Für BRABUS ist das Modell mehr als ein neues Spitzenprodukt. Es ist ein Auto, das den Namen des Gründers nicht nur trägt, sondern erklärt. Und genau deshalb bleibt vom BODO mehr hängen als 1.000 PS: nämlich die Erkenntnis, dass große Automobilgeschichten manchmal dann entstehen, wenn Technik und Erinnerung in dieselbe Richtung arbeiten.
Häufige Fragen
Was ist der Brabus Bodo genau?
Der Brabus Bodo ist ein limitiertes Gran-Turismo-Coupé von BRABUS, benannt nach Firmengründer Bodo Buschmann. Das Modell wird von BRABUS als 2+2-Sitzer mit Vollcarbon-Karosserie und V12-Biturbo positioniert. Es ist vor allem als Hommage und als neues Halo-Car der Marke zu verstehen.
Wie viel PS hat der Brabus Bodo?
BRABUS gibt für den Bodo 735 kW beziehungsweise 1.000 PS an. Das maximale Drehmoment liegt laut Hersteller bei 1.200 Nm. Damit gehört das Auto klar in die Spitzengruppe moderner Hochleistungs-GT.
Wie schnell ist der Brabus Bodo?
Der Sprint von 0 auf 100 km/h soll in 3,0 Sekunden gelingen. 200 km/h sind nach 8,5 Sekunden erreicht, 300 km/h nach 23,9 Sekunden. Die Höchstgeschwindigkeit ist elektronisch auf 360 km/h begrenzt.

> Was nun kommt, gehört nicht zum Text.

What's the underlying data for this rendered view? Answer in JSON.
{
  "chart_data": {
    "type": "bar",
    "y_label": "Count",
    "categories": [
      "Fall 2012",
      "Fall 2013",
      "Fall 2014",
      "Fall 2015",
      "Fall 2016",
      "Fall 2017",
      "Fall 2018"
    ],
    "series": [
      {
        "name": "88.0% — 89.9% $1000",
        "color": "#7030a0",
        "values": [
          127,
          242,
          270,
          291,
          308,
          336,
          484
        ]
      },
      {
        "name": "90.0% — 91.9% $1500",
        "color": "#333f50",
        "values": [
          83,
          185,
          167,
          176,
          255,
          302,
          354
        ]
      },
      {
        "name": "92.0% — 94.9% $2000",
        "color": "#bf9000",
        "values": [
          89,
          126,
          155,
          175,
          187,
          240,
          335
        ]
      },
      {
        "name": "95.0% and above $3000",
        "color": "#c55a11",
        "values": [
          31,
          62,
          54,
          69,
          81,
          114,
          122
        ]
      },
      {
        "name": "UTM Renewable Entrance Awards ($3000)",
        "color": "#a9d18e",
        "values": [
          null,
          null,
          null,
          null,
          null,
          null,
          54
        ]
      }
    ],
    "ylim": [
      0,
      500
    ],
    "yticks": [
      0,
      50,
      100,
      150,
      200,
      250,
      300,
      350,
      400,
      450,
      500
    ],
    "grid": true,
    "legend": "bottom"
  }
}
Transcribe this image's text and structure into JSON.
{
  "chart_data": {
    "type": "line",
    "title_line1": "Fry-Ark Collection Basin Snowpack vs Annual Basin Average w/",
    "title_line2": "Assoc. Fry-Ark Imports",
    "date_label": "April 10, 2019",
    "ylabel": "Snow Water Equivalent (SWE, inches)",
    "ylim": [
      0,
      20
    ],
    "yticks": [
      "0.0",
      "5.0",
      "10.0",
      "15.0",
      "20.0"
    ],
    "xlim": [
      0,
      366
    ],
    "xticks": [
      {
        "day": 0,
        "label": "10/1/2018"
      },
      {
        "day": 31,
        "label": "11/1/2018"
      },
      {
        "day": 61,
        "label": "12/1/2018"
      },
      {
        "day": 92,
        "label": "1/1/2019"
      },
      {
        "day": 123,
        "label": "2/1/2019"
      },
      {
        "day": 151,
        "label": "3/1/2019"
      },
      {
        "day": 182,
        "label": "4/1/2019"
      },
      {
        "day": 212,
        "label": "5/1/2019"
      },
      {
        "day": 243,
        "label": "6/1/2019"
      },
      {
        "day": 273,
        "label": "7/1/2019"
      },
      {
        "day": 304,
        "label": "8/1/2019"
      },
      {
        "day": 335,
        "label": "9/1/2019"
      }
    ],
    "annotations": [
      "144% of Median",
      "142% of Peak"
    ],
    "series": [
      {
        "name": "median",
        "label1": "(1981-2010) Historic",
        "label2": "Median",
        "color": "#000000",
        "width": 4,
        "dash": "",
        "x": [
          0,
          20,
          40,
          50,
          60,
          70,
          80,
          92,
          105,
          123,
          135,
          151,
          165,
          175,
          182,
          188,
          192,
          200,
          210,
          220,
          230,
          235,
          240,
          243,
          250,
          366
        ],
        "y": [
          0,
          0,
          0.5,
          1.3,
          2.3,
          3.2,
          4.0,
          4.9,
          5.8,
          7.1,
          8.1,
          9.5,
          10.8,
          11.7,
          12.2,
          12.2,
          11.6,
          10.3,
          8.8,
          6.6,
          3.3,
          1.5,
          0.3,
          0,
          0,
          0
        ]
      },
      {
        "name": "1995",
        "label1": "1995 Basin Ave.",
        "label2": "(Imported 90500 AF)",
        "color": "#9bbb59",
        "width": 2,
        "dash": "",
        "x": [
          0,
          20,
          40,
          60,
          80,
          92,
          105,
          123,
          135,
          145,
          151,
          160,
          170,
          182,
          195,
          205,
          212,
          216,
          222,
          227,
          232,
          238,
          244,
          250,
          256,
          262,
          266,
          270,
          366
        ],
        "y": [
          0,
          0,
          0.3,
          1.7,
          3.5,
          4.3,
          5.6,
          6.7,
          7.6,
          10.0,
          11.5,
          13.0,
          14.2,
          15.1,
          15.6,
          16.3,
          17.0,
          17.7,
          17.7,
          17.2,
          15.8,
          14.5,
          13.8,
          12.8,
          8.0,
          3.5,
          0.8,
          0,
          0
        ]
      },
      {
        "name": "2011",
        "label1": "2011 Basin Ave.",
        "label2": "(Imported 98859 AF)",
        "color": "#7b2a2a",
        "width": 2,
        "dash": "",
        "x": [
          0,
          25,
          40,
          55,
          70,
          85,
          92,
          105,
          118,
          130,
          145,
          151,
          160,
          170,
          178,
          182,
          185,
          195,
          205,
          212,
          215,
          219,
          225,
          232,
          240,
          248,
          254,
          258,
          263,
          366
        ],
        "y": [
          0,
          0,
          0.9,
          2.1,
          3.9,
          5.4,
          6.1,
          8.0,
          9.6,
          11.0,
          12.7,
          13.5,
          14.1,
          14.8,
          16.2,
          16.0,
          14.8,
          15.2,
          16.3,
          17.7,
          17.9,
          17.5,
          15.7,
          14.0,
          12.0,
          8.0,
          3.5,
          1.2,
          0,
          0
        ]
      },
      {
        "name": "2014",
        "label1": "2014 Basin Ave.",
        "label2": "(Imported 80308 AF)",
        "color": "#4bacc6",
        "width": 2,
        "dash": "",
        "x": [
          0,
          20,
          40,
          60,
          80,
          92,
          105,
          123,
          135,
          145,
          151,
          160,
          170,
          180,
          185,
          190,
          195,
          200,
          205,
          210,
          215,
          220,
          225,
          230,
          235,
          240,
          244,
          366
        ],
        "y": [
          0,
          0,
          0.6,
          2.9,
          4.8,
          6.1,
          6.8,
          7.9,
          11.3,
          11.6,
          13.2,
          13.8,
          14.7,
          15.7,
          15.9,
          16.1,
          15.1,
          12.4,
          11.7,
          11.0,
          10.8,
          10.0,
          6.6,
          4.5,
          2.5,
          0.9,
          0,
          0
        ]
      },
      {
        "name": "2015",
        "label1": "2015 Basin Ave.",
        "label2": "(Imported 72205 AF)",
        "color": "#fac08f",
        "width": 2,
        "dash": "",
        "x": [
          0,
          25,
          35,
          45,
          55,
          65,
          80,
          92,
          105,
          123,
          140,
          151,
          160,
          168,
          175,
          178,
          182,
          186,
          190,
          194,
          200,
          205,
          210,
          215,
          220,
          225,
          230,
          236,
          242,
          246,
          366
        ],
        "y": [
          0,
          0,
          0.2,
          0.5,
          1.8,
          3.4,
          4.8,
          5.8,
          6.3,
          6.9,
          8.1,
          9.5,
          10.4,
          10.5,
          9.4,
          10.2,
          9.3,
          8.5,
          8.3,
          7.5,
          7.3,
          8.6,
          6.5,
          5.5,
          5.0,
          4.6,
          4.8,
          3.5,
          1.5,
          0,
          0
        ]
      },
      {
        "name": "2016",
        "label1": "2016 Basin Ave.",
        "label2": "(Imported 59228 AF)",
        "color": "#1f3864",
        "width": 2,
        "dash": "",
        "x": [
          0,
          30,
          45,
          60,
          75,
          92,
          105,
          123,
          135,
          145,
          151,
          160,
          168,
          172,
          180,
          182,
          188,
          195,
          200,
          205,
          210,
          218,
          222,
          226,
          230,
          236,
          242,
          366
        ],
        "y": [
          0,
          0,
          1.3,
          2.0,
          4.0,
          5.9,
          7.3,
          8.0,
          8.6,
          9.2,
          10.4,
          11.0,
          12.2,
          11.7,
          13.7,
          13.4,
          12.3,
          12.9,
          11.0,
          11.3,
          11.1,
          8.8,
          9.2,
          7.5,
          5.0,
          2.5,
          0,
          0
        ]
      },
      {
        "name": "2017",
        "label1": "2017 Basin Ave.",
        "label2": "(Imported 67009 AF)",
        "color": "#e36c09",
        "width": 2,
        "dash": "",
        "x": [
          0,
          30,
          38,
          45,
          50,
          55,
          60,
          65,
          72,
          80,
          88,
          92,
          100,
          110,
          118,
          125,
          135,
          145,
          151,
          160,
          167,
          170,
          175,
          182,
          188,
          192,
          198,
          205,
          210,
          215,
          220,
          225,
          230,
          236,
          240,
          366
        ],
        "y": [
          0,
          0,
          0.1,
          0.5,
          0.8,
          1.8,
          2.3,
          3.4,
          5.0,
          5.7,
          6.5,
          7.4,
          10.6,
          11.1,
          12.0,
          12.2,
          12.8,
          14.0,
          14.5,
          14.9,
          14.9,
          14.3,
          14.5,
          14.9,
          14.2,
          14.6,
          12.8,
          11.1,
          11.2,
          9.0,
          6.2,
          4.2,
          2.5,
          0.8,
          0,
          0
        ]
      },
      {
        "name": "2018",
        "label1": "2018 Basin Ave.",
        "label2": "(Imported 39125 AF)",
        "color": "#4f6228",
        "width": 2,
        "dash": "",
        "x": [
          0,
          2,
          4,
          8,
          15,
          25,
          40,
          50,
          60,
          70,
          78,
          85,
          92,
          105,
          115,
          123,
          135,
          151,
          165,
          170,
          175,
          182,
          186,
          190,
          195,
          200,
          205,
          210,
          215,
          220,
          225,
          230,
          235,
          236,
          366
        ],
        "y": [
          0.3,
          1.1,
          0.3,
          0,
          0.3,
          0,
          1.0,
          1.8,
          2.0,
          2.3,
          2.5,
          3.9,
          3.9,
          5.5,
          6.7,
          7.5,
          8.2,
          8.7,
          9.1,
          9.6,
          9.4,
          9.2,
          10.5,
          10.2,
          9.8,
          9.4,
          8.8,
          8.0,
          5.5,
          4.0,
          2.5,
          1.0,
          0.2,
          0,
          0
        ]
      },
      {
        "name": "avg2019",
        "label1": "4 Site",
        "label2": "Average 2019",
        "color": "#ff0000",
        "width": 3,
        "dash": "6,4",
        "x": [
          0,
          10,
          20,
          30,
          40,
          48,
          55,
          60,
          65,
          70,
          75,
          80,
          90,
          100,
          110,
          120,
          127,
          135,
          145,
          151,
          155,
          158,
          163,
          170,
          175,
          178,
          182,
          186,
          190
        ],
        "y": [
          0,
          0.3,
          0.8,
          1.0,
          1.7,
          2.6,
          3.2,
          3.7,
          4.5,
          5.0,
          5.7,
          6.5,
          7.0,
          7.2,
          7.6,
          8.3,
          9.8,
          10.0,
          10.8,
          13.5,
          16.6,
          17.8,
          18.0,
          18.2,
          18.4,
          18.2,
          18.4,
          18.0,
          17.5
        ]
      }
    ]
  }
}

Wie viele Brabus Bodo werden gebaut?
Laut offizieller BRABUS-Angabe ist die Produktion auf 77 Fahrzeuge weltweit begrenzt. Zusätzlich nennt die Marke eine jährliche Fertigung von 10 bis 15 Autos. Das unterstreicht den exklusiven Charakter des Projekts deutlich.
Warum heißt der Brabus Bodo so?
Der Name erinnert an Bodo Buschmann, den Gründer von BRABUS. Das Fahrzeug greift dieses Erbe auch gestalterisch auf, etwa mit dem „77“-Emblem als Verweis auf das Gründungsjahr 1977. Damit ist der Name nicht Marketing-Dekor, sondern Teil des gesamten Konzepts.